Trailing forms of the plant have become some of the most popular varieties, with the Mississippi medallion winner "New Gold" leading the pack. This sunny yellow bloomer forms a 3-foot mound that cascades in a trailing habit, and like "Miss Huff" has an added advantage of not producing seed (Lantana berries are poisonous and should not be eaten many of the older varieties do produce the toxic fruit).
Pruning off the dead blooms after flowering prevents fruit formation, and enhances repeat flowering. Lantanas also respond well to periodic fertilizing that encourages new stem growth and prolonged blooming (either liquid or granular plant food can be applied every four to six weeks during the growing season).

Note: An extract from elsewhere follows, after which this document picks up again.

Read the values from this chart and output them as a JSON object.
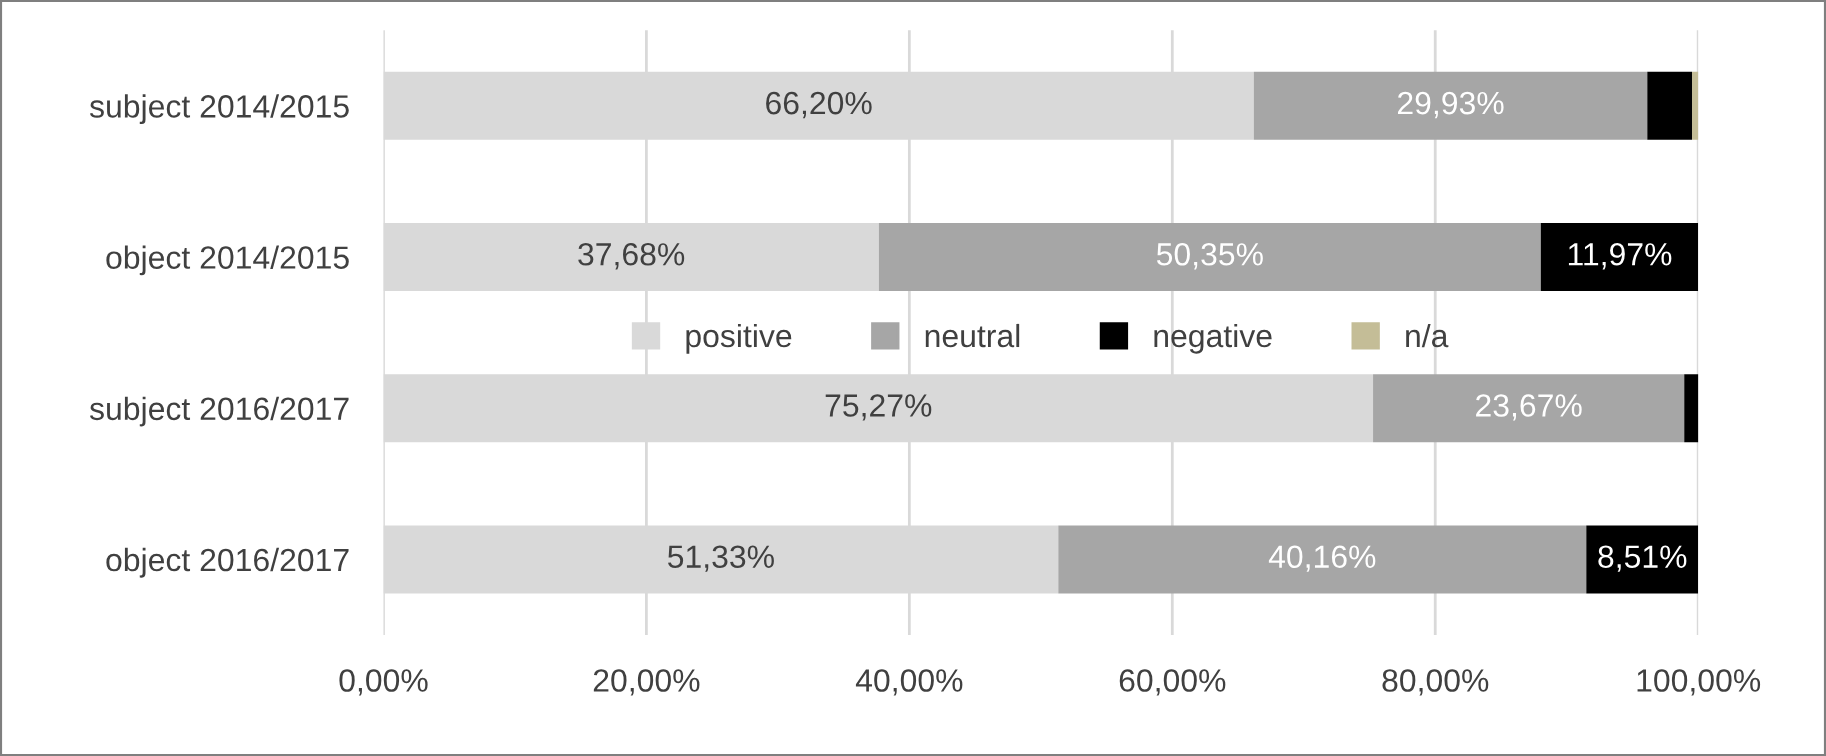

Lantana pest problems include red spider mite and leaf miner, which appear more often during hot dry summers. Lacebugs can be a real headache, too, but they seem to attack the newer trailing varieties the worst (many of the low growers are also less cold hardy and may require replanting each year as an annual).
Do not let a few occasional insect pests prevent you from trying lantanas in your flower garden, especially the newcomers in the "Son" series "Sonset," "Sonrise" and "Samson." Each sports bold summer color combinations of red, orange, and yellow, with a medium height of 4 to 5 feet, and little or no fruit production.
Plant them with other sun-loving butterfly companions such as bee balm, coneflower, and rudbeckia (black-eyed Susan), and don't forget to add a few host plants for larva food like wormwood, hibiscus, and fennel.
Zinnia, cosmos, and pentas are just a few annual choices to complement a perennial border that is just not quite complete without the ever-blooming lantana.